Gain insight into future fleet performance and associated failures. The probabilistic service life forecast enables precise estimates and simultaneously provides information on the reliability of the data.

Why PLP?

Car manufacturers want to assess the condition of their car fleets in the field in order to estimate the risk of failure of individual components. Precise knowledge of the ageing condition enables needs-based maintenance and thus reduces the number of failures.

Forecasting failure rates into the future has further advantages. For example, future warranty costs can be estimated and the stocking of spare parts can be better planned. The patented IAV method of probabilistic service life forecasting is aimed precisely at these issues.

The method enables the prediction of future failures by analysing vehicle-specific mileages and current failure statistics. The core of the method is the use of probabilistic models that combine the advantages of machine learning and statistics. This allows all uncertainties in the data to be taken into account and visualised for the analysis.

Complete automation eliminates the need for time-consuming data cleansing and model customisation steps, meaning that simple, scaled use is also possible for non-experts. The process has been implemented in Microsoft Azure as a machine learning pipeline and validated across many use cases. The implementation is currently running as a software-as-a-service application in AWS.

Technological highlights 

Automatic data cleansing

The fleet and breakdown data that is read in is cleaned up in several steps and prepared in such a way that it can be safely processed further. Not only invalid and duplicate values are removed, but also non-monotonic entries. The process has been robustified on the basis of many real test cases so that this step can be completely automated. This saves users time-consuming manual filtering of individual data.

Automatic model selection

An optimal model structure is automatically sought for the available failure data in order to determine the actual number of failure components. Various model candidates are trained with the Expectation Maximisation Algorithm and compared with each other. The optimum structure is determined on the basis of statistical criteria so that no manual intervention is necessary. This makes the application possible even for non-experts.

Vehicle-specific mileage estimate

The probabilistic service life forecast determines an individual ageing model for each vehicle.

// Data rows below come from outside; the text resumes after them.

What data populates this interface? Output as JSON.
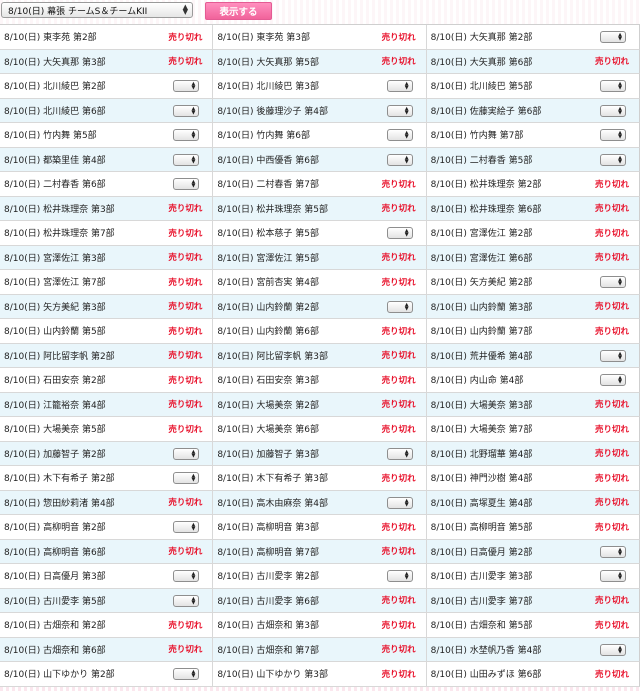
{
  "toolbar": {
    "selected_event": "8/10(日) 幕張 チームS＆チームKII",
    "show_label": "表示する"
  },
  "labels": {
    "sold_out": "売り切れ"
  },
  "rows": [
    [
      {
        "t": "8/10(日) 東李苑 第2部",
        "s": "sold"
      },
      {
        "t": "8/10(日) 東李苑 第3部",
        "s": "sold"
      },
      {
        "t": "8/10(日) 大矢真那 第2部",
        "s": "select"
      }
    ],
    [
      {
        "t": "8/10(日) 大矢真那 第3部",
        "s": "sold"
      },
      {
        "t": "8/10(日) 大矢真那 第5部",
        "s": "sold"
      },
      {
        "t": "8/10(日) 大矢真那 第6部",
        "s": "sold"
      }
    ],
    [
      {
        "t": "8/10(日) 北川綾巴 第2部",
        "s": "select"
      },
      {
        "t": "8/10(日) 北川綾巴 第3部",
        "s": "select"
      },
      {
        "t": "8/10(日) 北川綾巴 第5部",
        "s": "select"
      }
    ],
    [
      {
        "t": "8/10(日) 北川綾巴 第6部",
        "s": "select"
      },
      {
        "t": "8/10(日) 後藤理沙子 第4部",
        "s": "select"
      },
      {
        "t": "8/10(日) 佐藤実絵子 第6部",
        "s": "select"
      }
    ],
    [
      {
        "t": "8/10(日) 竹内舞 第5部",
        "s": "select"
      },
      {
        "t": "8/10(日) 竹内舞 第6部",
        "s": "select"
      },
      {
        "t": "8/10(日) 竹内舞 第7部",
        "s": "select"
      }
    ],
    [
      {
        "t": "8/10(日) 都築里佳 第4部",
        "s": "select"
      },
      {
        "t": "8/10(日) 中西優香 第6部",
        "s": "select"
      },
      {
        "t": "8/10(日) 二村春香 第5部",
        "s": "select"
      }
    ],
    [
      {
        "t": "8/10(日) 二村春香 第6部",
        "s": "select"
      },
      {
        "t": "8/10(日) 二村春香 第7部",
        "s": "sold"
      },
      {
        "t": "8/10(日) 松井珠理奈 第2部",
        "s": "sold"
      }
    ],
    [
      {
        "t": "8/10(日) 松井珠理奈 第3部",
        "s": "sold"
      },
      {
        "t": "8/10(日) 松井珠理奈 第5部",
        "s": "sold"
      },
      {
        "t": "8/10(日) 松井珠理奈 第6部",
        "s": "sold"
      }
    ],
    [
      {
        "t": "8/10(日) 松井珠理奈 第7部",
        "s": "sold"
      },
      {
        "t": "8/10(日) 松本慈子 第5部",
        "s": "select"
      },
      {
        "t": "8/10(日) 宮澤佐江 第2部",
        "s": "sold"
      }
    ],
    [
      {
        "t": "8/10(日) 宮澤佐江 第3部",
        "s": "sold"
      },
      {
        "t": "8/10(日) 宮澤佐江 第5部",
        "s": "sold"
      },
      {
        "t": "8/10(日) 宮澤佐江 第6部",
        "s": "sold"
      }
    ],
    [
      {
        "t": "8/10(日) 宮澤佐江 第7部",
        "s": "sold"
      },
      {
        "t": "8/10(日) 宮前杏実 第4部",
        "s": "sold"
      },
      {
        "t": "8/10(日) 矢方美紀 第2部",
        "s": "select"
      }
    ],
    [
      {
        "t": "8/10(日) 矢方美紀 第3部",
        "s": "sold"
      },
      {
        "t": "8/10(日) 山内鈴蘭 第2部",
        "s": "select"
      },
      {
        "t": "8/10(日) 山内鈴蘭 第3部",
        "s": "sold"
      }
    ],
    [
      {
        "t": "8/10(日) 山内鈴蘭 第5部",
        "s": "sold"
      },
      {
        "t": "8/10(日) 山内鈴蘭 第6部",
        "s": "sold"
      },
      {
        "t": "8/10(日) 山内鈴蘭 第7部",
        "s": "sold"
      }
    ],
    [
      {
        "t": "8/10(日) 阿比留李帆 第2部",
        "s": "sold"
      },
      {
        "t": "8/10(日) 阿比留李帆 第3部",
        "s": "sold"
      },
      {
        "t": "8/10(日) 荒井優希 第4部",
        "s": "select"
      }
    ],
    [
      {
        "t": "8/10(日) 石田安奈 第2部",
        "s": "sold"
      },
      {
        "t": "8/10(日) 石田安奈 第3部",
        "s": "sold"
      },
      {
        "t": "8/10(日) 内山命 第4部",
        "s": "select"
      }
    ],
    [
      {
        "t": "8/10(日) 江籠裕奈 第4部",
        "s": "sold"
      },
      {
        "t": "8/10(日) 大場美奈 第2部",
        "s": "sold"
      },
      {
        "t": "8/10(日) 大場美奈 第3部",
        "s": "sold"
      }
    ],
    [
      {
        "t": "8/10(日) 大場美奈 第5部",
        "s": "sold"
      },
      {
        "t": "8/10(日) 大場美奈 第6部",
        "s": "sold"
      },
      {
        "t": "8/10(日) 大場美奈 第7部",
        "s": "sold"
      }
    ],
    [
      {
        "t": "8/10(日) 加藤智子 第2部",
        "s": "select"
      },
      {
        "t": "8/10(日) 加藤智子 第3部",
        "s": "select"
      },
      {
        "t": "8/10(日) 北野瑠華 第4部",
        "s": "sold"
      }
    ],
    [
      {
        "t": "8/10(日) 木下有希子 第2部",
        "s": "select"
      },
      {
        "t": "8/10(日) 木下有希子 第3部",
        "s": "sold"
      },
      {
        "t": "8/10(日) 神門沙樹 第4部",
        "s": "sold"
      }
    ],
    [
      {
        "t": "8/10(日) 惣田紗莉渚 第4部",
        "s": "sold"
      },
      {
        "t": "8/10(日) 高木由麻奈 第4部",
        "s": "select"
      },
      {
        "t": "8/10(日) 高塚夏生 第4部",
        "s": "sold"
      }
    ],
    [
      {
        "t": "8/10(日) 高柳明音 第2部",
        "s": "select"
      },
      {
        "t": "8/10(日) 高柳明音 第3部",
        "s": "sold"
      },
      {
        "t": "8/10(日) 高柳明音 第5部",
        "s": "sold"
      }
    ],
    [
      {
        "t": "8/10(日) 高柳明音 第6部",
        "s": "sold"
      },
      {
        "t": "8/10(日) 高柳明音 第7部",
        "s": "sold"
      },
      {
        "t": "8/10(日) 日高優月 第2部",
        "s": "select"
      }
    ],
    [
      {
        "t": "8/10(日) 日高優月 第3部",
        "s": "select"
      },
      {
        "t": "8/10(日) 古川愛李 第2部",
        "s": "select"
      },
      {
        "t": "8/10(日) 古川愛李 第3部",
        "s": "select"
      }
    ],
    [
      {
        "t": "8/10(日) 古川愛李 第5部",
        "s": "select"
      },
      {
        "t": "8/10(日) 古川愛李 第6部",
        "s": "sold"
      },
      {
        "t": "8/10(日) 古川愛李 第7部",
        "s": "sold"
      }
    ],
    [
      {
        "t": "8/10(日) 古畑奈和 第2部",
        "s": "sold"
      },
      {
        "t": "8/10(日) 古畑奈和 第3部",
        "s": "sold"
      },
      {
        "t": "8/10(日) 古畑奈和 第5部",
        "s": "sold"
      }
    ],
    [
      {
        "t": "8/10(日) 古畑奈和 第6部",
        "s": "sold"
      },
      {
        "t": "8/10(日) 古畑奈和 第7部",
        "s": "sold"
      },
      {
        "t": "8/10(日) 水埜帆乃香 第4部",
        "s": "select"
      }
    ],
    [
      {
        "t": "8/10(日) 山下ゆかり 第2部",
        "s": "select"
      },
      {
        "t": "8/10(日) 山下ゆかり 第3部",
        "s": "sold"
      },
      {
        "t": "8/10(日) 山田みずほ 第6部",
        "s": "sold"
      }
    ]
  ]
}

This makes it possible to estimate the mileage distribution of a fleet much more accurately than with the widely used three-point estimate. As probabilistic methods, the underlying ageing models are able to depict future ageing as a probability distribution. Depending on the data available, vehicle-specific data or fleet information is used for this purpose.

Consideration of uncertainties

The method is based on the consistent use of probabilistic models, both for mileage estimation and for the probability of failure. The underlying uncertainties in the data are taken into account within both models and offset against each other. As a result, the method provides not just a single point estimate, but the entire probability of occurrence.

Prediction of failures

When looking at the service life curve alone, it is only possible to make a generalised statement about the number of failures at a certain mileage. In reality, however, vehicles drive differently and there is no fleet in which all vehicles have the same mileage. To predict the number of failures, the probabilistic service life forecast therefore considers the vehicle-specific mileage and forecasts this into the future in order to draw conclusions about future failures from vehicle-specific failure risks.

Configuration options 

Reference fleet

If the mileage of the current fleet is still too low, a reference fleet can be used as the basis for the forecast. This makes it possible to compensate for seasonal effects, e.g. in the case of motorbikes or convertibles.

Parts exchange

Users can specify whether defective parts are to be replaced by identical parts that can fail again or by new, improved parts. This allows the forecast to be adapted to the actual problem and optimised.

Failure behaviour

Users can specify whether the failures observed to date already describe all failure mechanisms or whether further failure mechanisms may occur in the future. In this way, expert knowledge or past experience can be taken into account for the forecast.

Warranty period

The user has the option of defining a warranty period within which the vehicles are categorised as relevant. As soon as individual vehicles fall outside the warranty period, they are no longer considered. On this basis, future warranty costs can be estimated more accurately.